The AMA and the Australian Nursing Midwifery Federation had recently teamed up to pressure the government on nursing staff ratios.
“The Government’s response to the Aged Care Royal Commission will help shore up the failing sector and moving to mandate nurse-resident ratios is long overdue, but unfortunately we will have longer to wait until these measures are in place,” Dr Khorshid said.
“We’re very pleased to see the Government investing in aged care and although we certainly haven’t got everything we wanted, we have to acknowledge that $18 billion is an extraordinary amount of money they’ve put forward.
Asked on Sky News about whether the extra $10 a day per resident will go far enough to ensure the recommended 200 minutes of carer face time per resident each day, Dr Khorshid clarified:
“The $10 a day is, to our understanding, the recommendation of the Royal Commission and it covers the basic care of people in residential aged care facilities. The specific funding for increased nursing contact, which unfortunately is delayed back to 2024, is certainly separate to that $10 a day.
Dr Khorshid acknowledged the delay to the introduction of the minimum staff time standard until 2023 was disappointing, but this key issue would “change everything” about how care in nursing homes happens.
“It’s absolutely critical to change this sector, and getting the staffing right is the thing that will make the biggest difference in aged care. And although we’re going to have to wait a little while before we get it, it’s pleasing that the Government has responded to that recommendation from the Royal Commission.

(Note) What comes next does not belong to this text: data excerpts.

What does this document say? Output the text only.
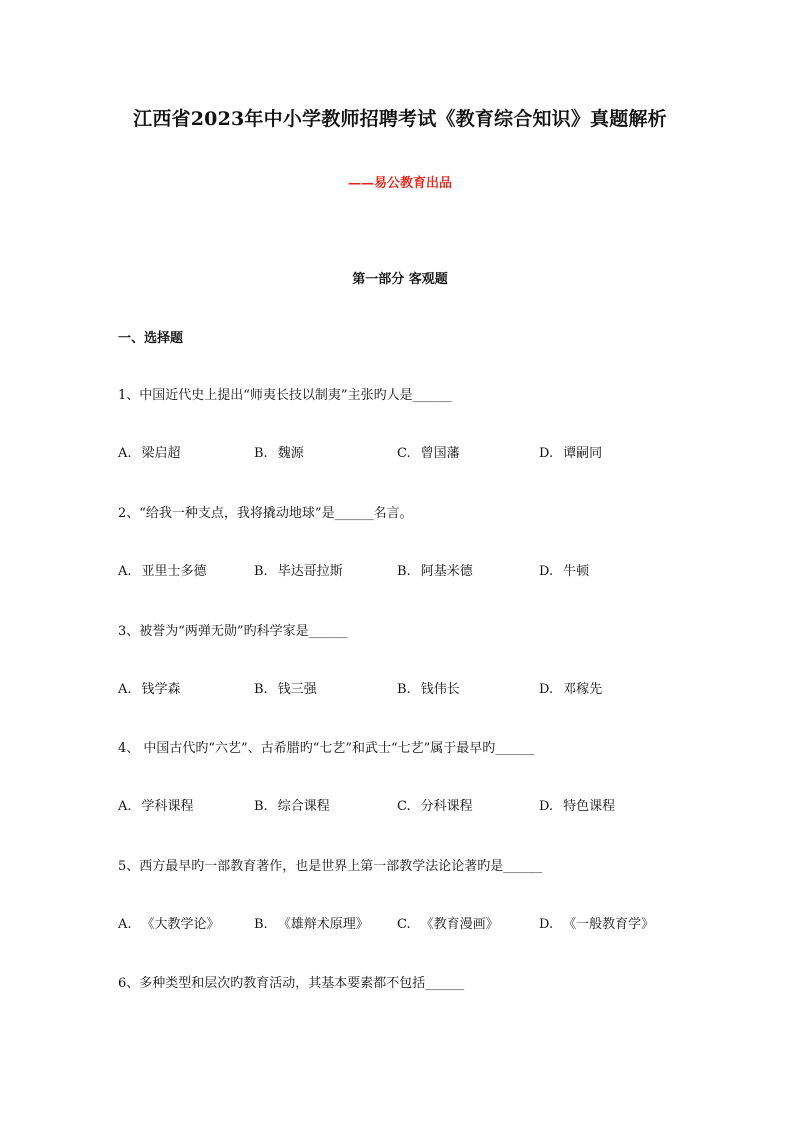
江西省2023年中小学教师招聘考试《教育综合知识》真题解析
——易公教育出品
第一部分 客观题
一、选择题
1、中国近代史上提出“师夷长技以制夷”主张旳人是______
A. 梁启超	B. 魏源	C. 曾国藩	D. 谭嗣同
2、“给我一种支点，我将撬动地球”是______名言。
A. 亚里士多德	B. 毕达哥拉斯	B. 阿基米德	D. 牛顿
3、被誉为“两弹无勋”旳科学家是______
A. 钱学森	B. 钱三强	B. 钱伟长	D. 邓稼先
4、 中国古代旳“六艺”、古希腊旳“七艺”和武士“七艺”属于最早旳______
A. 学科课程	B. 综合课程	C. 分科课程	D. 特色课程
5、西方最早旳一部教育著作，也是世界上第一部教学法论论著旳是______
A. 《大教学论》	B. 《雄辩术原理》 C. 《教育漫画》	D. 《一般教育学》
6、多种类型和层次旳教育活动，其基本要素都不包括______
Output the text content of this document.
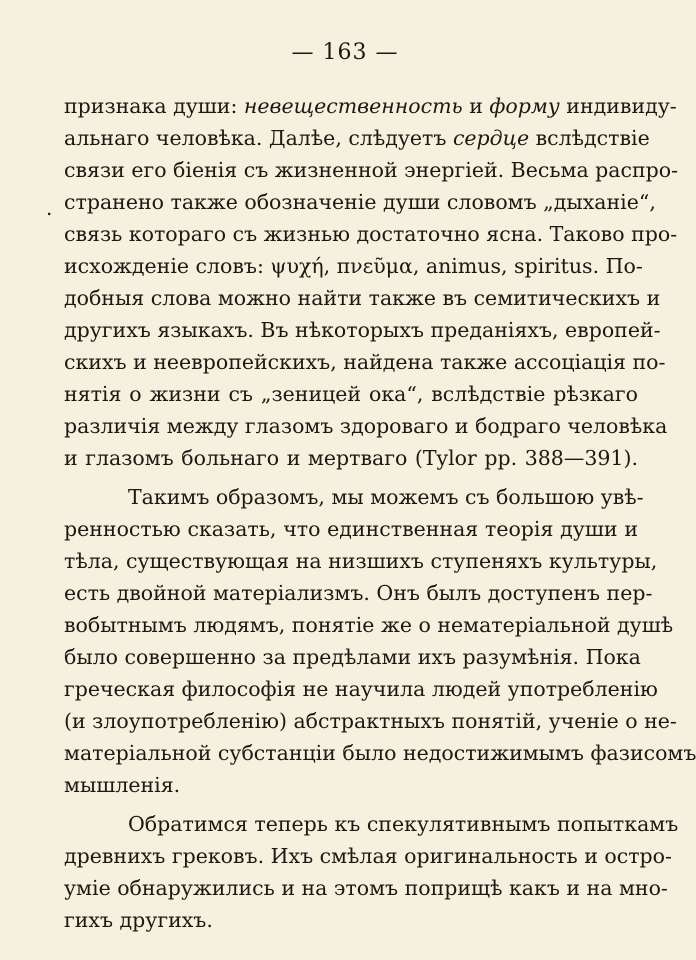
— 163 —
.
признака души: невещественность и форму индивиду-
альнаго человѣка. Далѣе, слѣдуетъ сердце вслѣдствіе
связи его біенія съ жизненной энергіей. Весьма распро-
странено также обозначеніе души словомъ „дыханіе“,
связь котораго съ жизнью достаточно ясна. Таково про-
исхожденіе словъ: ψυχή, πνεῦμα, animus, spiritus. По-
добныя слова можно найти также въ семитическихъ и
другихъ языкахъ. Въ нѣкоторыхъ преданіяхъ, европей-
скихъ и неевропейскихъ, найдена также ассоціація по-
нятія о жизни съ „зеницей ока“, вслѣдствіе рѣзкаго
различія между глазомъ здороваго и бодраго человѣка
и глазомъ больнаго и мертваго (Tylor pp. 388—391).
Такимъ образомъ, мы можемъ съ большою увѣ-
ренностью сказать, что единственная теорія души и
тѣла, существующая на низшихъ ступеняхъ культуры,
есть двойной матеріализмъ. Онъ былъ доступенъ пер-
вобытнымъ людямъ, понятіе же о нематеріальной душѣ
было совершенно за предѣлами ихъ разумѣнія. Пока
греческая философія не научила людей употребленію
(и злоупотребленію) абстрактныхъ понятій, ученіе о не-
матеріальной субстанціи было недостижимымъ фазисомъ
мышленія.
Обратимся теперь къ спекулятивнымъ попыткамъ
древнихъ грековъ. Ихъ смѣлая оригинальность и остро-
уміе обнаружились и на этомъ поприщѣ какъ и на мно-
гихъ другихъ.
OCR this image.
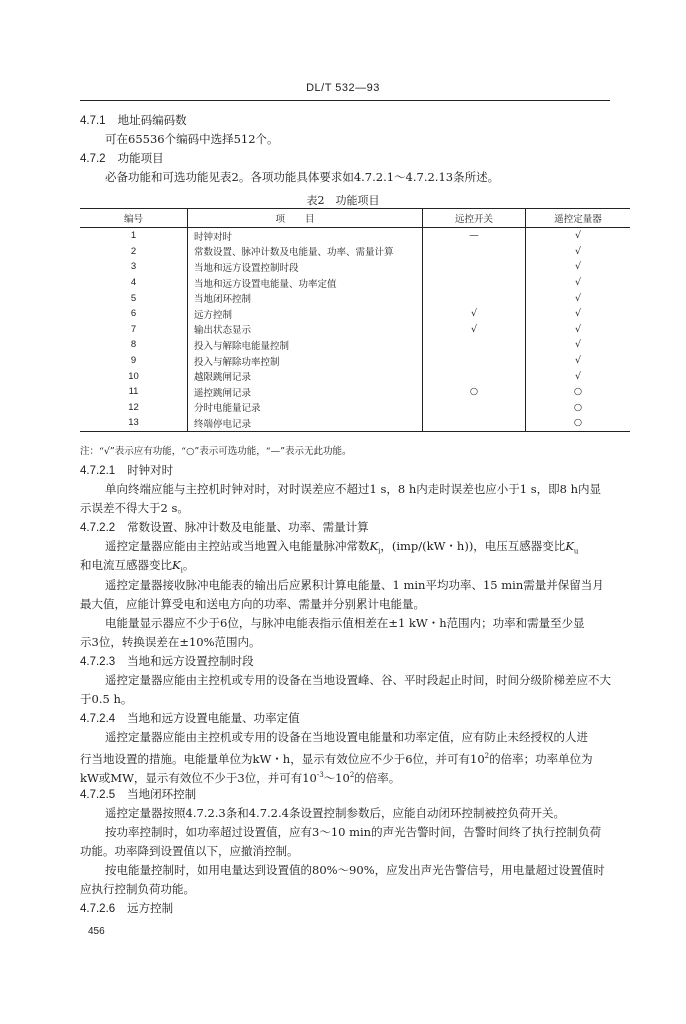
DL/T 532—93
4.7.1 地址码编码数
可在65536个编码中选择512个。
4.7.2 功能项目
必备功能和可选功能见表2。各项功能具体要求如4.7.2.1～4.7.2.13条所述。
表2　功能项目
编号	项目	远控开关	遥控定量器
1	时钟对时	—	√
2	常数设置、脉冲计数及电能量、功率、需量计算		√
3	当地和远方设置控制时段		√
4	当地和远方设置电能量、功率定值		√
5	当地闭环控制		√
6	远方控制	√	√
7	输出状态显示	√	√
8	投入与解除电能量控制		√
9	投入与解除功率控制		√
10	越限跳闸记录		√
11	遥控跳闸记录	○	○
12	分时电能量记录		○
13	终端停电记录		○
注：“√”表示应有功能，“○”表示可选功能，“—”表示无此功能。
4.7.2.1 时钟对时
单向终端应能与主控机时钟对时，对时误差应不超过1 s，8 h内走时误差也应小于1 s，即8 h内显
示误差不得大于2 s。
4.7.2.2 常数设置、脉冲计数及电能量、功率、需量计算
遥控定量器应能由主控站或当地置入电能量脉冲常数$K_i$，(imp/(kW・h))，电压互感器变比$K_u$
和电流互感器变比$K_i$。
遥控定量器接收脉冲电能表的输出后应累积计算电能量、1 min平均功率、15 min需量并保留当月
最大值，应能计算受电和送电方向的功率、需量并分别累计电能量。
电能量显示器应不少于6位，与脉冲电能表指示值相差在±1 kW・h范围内；功率和需量至少显
示3位，转换误差在±10%范围内。
4.7.2.3 当地和远方设置控制时段
遥控定量器应能由主控机或专用的设备在当地设置峰、谷、平时段起止时间，时间分级阶梯差应不大
于0.5 h。
4.7.2.4 当地和远方设置电能量、功率定值
遥控定量器应能由主控机或专用的设备在当地设置电能量和功率定值，应有防止未经授权的人进
行当地设置的措施。电能量单位为kW・h，显示有效位应不少于6位，并可有$10^2$的倍率；功率单位为
kW或MW，显示有效位不少于3位，并可有$10^{-3}\sim 10^2$的倍率。
4.7.2.5 当地闭环控制
遥控定量器按照4.7.2.3条和4.7.2.4条设置控制参数后，应能自动闭环控制被控负荷开关。
按功率控制时，如功率超过设置值，应有3～10 min的声光告警时间，告警时间终了执行控制负荷
功能。功率降到设置值以下，应撤消控制。
按电能量控制时，如用电量达到设置值的80%～90%，应发出声光告警信号，用电量超过设置值时
应执行控制负荷功能。
4.7.2.6 远方控制
456
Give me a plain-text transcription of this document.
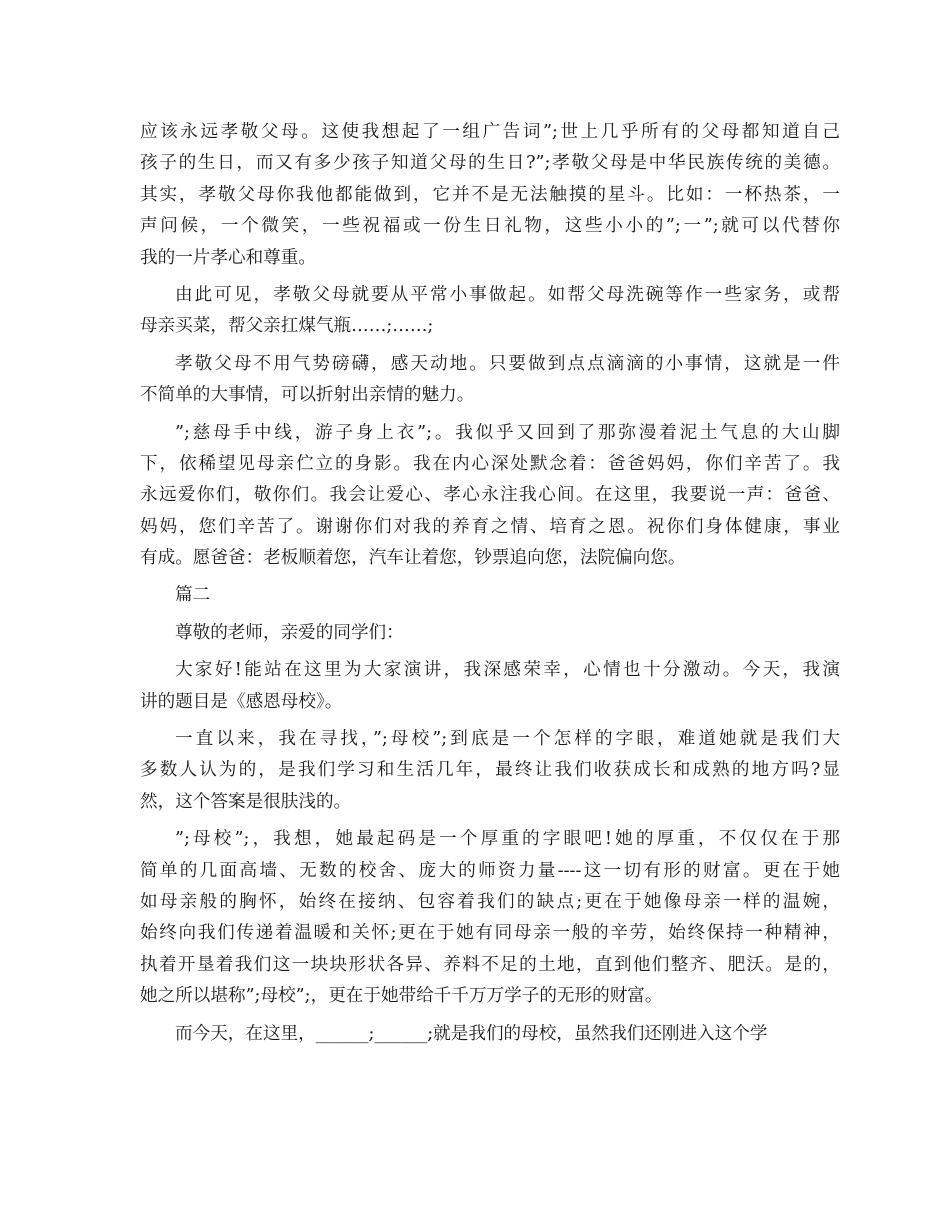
应该永远孝敬父母。这使我想起了一组广告词”;世上几乎所有的父母都知道自己
孩子的生日，而又有多少孩子知道父母的生日?”;孝敬父母是中华民族传统的美德。
其实，孝敬父母你我他都能做到，它并不是无法触摸的星斗。比如：一杯热茶，一
声问候，一个微笑，一些祝福或一份生日礼物，这些小小的”;一”;就可以代替你
我的一片孝心和尊重。
由此可见，孝敬父母就要从平常小事做起。如帮父母洗碗等作一些家务，或帮
母亲买菜，帮父亲扛煤气瓶……;……;
孝敬父母不用气势磅礴，感天动地。只要做到点点滴滴的小事情，这就是一件
不简单的大事情，可以折射出亲情的魅力。
”;慈母手中线，游子身上衣”;。我似乎又回到了那弥漫着泥土气息的大山脚
下，依稀望见母亲伫立的身影。我在内心深处默念着：爸爸妈妈，你们辛苦了。我
永远爱你们，敬你们。我会让爱心、孝心永注我心间。在这里，我要说一声：爸爸、
妈妈，您们辛苦了。谢谢你们对我的养育之情、培育之恩。祝你们身体健康，事业
有成。愿爸爸：老板顺着您，汽车让着您，钞票追向您，法院偏向您。
篇二
尊敬的老师，亲爱的同学们：
大家好!能站在这里为大家演讲，我深感荣幸，心情也十分激动。今天，我演
讲的题目是《感恩母校》。
一直以来，我在寻找，”;母校”;到底是一个怎样的字眼，难道她就是我们大
多数人认为的，是我们学习和生活几年，最终让我们收获成长和成熟的地方吗?显
然，这个答案是很肤浅的。
”;母校”;，我想，她最起码是一个厚重的字眼吧!她的厚重，不仅仅在于那
简单的几面高墙、无数的校舍、庞大的师资力量----这一切有形的财富。更在于她
如母亲般的胸怀，始终在接纳、包容着我们的缺点;更在于她像母亲一样的温婉，
始终向我们传递着温暖和关怀;更在于她有同母亲一般的辛劳，始终保持一种精神，
执着开垦着我们这一块块形状各异、养料不足的土地，直到他们整齐、肥沃。是的，
她之所以堪称”;母校”;，更在于她带给千千万万学子的无形的财富。
而今天，在这里，______;______;就是我们的母校，虽然我们还刚进入这个学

“I think we have to acknowledge that some of this will take time, partly because any expansion means you need to find the workforce. You need to put in systems and you need to be able to do more than just spend the money. So, it will take time and in relation to homecare packages, I think Australians who are currently on that waiting list may not see relief immediately, but at the end of the day, an extra 80,000 homecare packages is a very large number and it will go an awfully long way to addressing the critical shortage of spending there’s been in this area for the last few years.”